ESSENTIAL READING: THE SUNDAY TIMES IN GAZA

Kudos to The Sunday Times’s Marie Colvin for venturing into Gaza to report on the effects of Hamas extremism on the local population:

Young men show you bruised limbs and welts on their feet; every girl wears a hijab head covering and, for the first time, women wear niqab – Saudi-style face coverings that reveal only the eyes. And people whisper.

Welcome to Hamastan.

Ahmed Al-Naba’at, 24, sits in his courtyard in an oversized Barcelona shirt. He looks too young to be the father of the three young children who toddle barefoot round the tiny dirt courtyard. His feet still hurt. Hamas came for him at 2am.

About 30 armed men, their faces masked but wearing the black uniforms and badges of the Izzedine al-Qassam Brigade, the military wing of Hamas, had surrounded the house. They covered his eyes and took him away in a car.

“They took me somewhere, I don’t know, a room,” Naba’at says. He has high cheekbones and the near-black skin of his Sudanese ancestry. “They were screaming and beating me, punching me, slapping me on the face,” he says. “Then they tied my legs together and started falaka” – a traditional Arabic torture where the soles of the feet are beaten with sticks. “I relaxed.”

He sees the surprise in my face. “I thought they were going to kill me,” he explains. “When I realised it’s just falaka, I thought, okay, it’s just torture.”

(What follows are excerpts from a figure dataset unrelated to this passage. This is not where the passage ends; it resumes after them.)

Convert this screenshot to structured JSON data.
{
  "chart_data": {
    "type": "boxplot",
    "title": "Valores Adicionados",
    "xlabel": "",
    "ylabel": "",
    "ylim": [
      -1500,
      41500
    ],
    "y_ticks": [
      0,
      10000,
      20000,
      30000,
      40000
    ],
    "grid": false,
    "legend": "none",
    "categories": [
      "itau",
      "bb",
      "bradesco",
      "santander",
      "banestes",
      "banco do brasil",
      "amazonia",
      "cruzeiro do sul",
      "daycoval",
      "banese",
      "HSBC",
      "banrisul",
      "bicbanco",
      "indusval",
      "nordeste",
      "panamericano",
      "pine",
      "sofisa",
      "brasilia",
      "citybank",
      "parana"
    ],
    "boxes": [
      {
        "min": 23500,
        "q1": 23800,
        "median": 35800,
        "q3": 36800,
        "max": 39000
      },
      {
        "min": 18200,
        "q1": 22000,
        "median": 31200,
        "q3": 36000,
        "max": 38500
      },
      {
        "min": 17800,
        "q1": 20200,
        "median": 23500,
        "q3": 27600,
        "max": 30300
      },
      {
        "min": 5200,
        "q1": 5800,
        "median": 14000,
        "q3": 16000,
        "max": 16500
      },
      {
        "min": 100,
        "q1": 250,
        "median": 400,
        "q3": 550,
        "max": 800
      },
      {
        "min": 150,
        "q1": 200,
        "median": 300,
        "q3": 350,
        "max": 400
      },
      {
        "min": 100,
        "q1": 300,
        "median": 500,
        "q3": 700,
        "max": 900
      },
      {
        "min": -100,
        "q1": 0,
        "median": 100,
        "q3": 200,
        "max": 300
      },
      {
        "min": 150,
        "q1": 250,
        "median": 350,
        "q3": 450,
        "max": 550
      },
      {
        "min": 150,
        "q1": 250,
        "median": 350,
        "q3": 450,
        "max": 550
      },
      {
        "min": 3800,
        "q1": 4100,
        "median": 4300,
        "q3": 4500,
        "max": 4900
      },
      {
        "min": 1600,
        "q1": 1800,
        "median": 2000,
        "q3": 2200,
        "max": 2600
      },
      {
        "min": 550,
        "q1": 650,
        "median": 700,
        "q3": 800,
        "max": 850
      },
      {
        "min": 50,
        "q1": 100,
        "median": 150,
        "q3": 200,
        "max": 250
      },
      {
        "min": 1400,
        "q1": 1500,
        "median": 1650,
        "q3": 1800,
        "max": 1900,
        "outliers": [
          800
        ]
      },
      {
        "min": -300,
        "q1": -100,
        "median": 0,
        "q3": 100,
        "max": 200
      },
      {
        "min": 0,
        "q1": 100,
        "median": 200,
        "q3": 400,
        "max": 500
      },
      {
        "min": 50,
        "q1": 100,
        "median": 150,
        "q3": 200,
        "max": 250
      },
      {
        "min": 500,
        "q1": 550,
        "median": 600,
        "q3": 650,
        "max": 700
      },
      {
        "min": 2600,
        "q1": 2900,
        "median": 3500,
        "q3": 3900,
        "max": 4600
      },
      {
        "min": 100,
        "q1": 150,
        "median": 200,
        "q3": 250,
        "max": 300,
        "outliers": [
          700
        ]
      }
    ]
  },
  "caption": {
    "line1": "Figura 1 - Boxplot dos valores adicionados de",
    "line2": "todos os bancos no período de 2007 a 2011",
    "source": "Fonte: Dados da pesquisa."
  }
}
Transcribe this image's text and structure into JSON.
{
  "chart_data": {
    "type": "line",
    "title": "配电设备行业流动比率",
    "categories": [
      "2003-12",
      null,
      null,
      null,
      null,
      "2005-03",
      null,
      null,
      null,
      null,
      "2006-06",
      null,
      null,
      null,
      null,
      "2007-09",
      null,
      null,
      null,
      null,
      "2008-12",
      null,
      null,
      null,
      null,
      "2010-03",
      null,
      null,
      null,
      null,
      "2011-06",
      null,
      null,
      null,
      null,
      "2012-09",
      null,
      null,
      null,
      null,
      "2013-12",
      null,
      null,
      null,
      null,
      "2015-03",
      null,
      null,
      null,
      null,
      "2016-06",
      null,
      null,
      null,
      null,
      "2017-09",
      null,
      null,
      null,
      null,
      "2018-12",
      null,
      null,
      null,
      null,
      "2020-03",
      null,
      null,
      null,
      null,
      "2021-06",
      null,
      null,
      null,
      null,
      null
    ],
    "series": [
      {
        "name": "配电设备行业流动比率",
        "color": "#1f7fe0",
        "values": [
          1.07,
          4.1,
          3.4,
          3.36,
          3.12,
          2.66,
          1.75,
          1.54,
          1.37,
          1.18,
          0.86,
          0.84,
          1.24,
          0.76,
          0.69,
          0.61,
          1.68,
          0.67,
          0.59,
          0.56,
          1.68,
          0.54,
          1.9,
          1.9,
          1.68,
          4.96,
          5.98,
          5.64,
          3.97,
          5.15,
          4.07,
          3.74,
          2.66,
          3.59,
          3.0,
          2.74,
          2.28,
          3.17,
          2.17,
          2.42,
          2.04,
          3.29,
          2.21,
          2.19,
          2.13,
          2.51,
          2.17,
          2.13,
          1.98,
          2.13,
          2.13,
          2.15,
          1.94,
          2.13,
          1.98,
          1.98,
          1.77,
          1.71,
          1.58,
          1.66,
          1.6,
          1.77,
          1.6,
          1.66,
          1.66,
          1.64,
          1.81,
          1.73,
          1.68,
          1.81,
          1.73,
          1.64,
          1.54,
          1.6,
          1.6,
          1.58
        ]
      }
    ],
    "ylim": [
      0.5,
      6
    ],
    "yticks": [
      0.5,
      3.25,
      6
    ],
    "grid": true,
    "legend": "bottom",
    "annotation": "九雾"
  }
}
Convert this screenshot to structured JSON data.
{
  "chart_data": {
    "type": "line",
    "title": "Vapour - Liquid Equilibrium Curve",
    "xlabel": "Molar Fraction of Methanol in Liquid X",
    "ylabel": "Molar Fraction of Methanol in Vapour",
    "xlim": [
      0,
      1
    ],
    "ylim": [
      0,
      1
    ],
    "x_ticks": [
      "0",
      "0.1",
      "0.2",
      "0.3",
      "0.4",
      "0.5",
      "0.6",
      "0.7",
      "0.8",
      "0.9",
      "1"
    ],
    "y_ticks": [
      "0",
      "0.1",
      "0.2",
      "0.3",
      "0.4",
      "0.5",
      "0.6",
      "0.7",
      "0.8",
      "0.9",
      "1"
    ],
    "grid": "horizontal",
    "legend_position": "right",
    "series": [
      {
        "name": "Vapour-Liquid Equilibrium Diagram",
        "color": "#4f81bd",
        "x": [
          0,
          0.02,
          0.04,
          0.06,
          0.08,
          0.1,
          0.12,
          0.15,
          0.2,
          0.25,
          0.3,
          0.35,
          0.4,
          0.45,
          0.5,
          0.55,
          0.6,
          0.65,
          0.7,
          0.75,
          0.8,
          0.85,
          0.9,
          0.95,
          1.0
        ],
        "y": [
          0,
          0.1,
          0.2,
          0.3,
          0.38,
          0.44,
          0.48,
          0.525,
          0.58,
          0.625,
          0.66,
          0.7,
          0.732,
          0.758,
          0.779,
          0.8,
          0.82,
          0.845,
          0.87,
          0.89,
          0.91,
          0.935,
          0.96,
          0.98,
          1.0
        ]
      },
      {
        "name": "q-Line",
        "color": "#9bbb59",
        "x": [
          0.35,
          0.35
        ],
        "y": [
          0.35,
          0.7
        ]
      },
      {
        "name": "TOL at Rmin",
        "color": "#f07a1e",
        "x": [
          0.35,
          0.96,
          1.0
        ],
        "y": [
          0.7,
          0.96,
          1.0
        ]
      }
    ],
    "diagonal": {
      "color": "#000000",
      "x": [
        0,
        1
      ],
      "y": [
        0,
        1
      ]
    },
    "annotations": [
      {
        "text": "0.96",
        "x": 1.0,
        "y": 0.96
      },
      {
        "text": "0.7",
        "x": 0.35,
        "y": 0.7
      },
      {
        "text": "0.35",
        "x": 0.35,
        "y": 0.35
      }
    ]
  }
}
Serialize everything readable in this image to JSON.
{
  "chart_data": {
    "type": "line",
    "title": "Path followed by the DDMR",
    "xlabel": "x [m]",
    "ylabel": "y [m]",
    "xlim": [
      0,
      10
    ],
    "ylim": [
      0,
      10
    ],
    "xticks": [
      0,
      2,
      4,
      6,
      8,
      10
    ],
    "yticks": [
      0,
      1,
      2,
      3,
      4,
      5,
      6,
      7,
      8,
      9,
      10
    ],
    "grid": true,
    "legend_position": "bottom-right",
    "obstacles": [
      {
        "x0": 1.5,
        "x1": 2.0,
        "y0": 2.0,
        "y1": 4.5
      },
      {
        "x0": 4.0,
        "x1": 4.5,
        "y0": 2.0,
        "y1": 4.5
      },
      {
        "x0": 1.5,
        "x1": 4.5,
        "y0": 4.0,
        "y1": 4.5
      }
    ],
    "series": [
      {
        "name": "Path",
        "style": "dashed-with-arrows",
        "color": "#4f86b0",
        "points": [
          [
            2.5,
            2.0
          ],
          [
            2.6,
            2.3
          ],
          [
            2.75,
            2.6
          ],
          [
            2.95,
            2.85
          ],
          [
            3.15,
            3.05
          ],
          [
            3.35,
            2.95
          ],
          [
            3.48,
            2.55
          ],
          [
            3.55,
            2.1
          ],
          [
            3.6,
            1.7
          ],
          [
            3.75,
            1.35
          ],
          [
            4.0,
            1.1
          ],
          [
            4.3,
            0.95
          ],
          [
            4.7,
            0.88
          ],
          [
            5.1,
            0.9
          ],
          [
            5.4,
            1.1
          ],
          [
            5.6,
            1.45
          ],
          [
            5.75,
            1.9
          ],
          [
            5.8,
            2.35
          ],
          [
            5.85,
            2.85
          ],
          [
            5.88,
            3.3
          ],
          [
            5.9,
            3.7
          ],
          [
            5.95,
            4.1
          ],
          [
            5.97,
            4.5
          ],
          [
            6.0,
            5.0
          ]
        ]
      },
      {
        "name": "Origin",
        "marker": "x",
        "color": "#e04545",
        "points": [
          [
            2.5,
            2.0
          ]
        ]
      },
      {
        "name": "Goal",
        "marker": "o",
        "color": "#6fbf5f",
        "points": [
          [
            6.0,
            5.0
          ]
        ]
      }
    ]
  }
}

Read the full version of this courageous piece of journalism here.

ESSENTIAL VIEWING: BBC PANORAMA ON HIZB-UT-TAHRIRpan_ban

While the BBC is generally seen to be almost apologetic towards terror, ocassionally the corporation is capable of producing material that digs deeper into the causes and consequences of Islamic extremism. Tonight (Monday 1 October, BBC1, 20.30 BST), Panorama talks to a former member of the Muslim extremist group Hizb ut-Tahrir which campaigns for an Islamic state.

“The cell thought that democracy was incompatible with Islam, that the state of Israel should be destroyed, and that Shariah law should be imposed over the entire world with violence being used to achieve this.”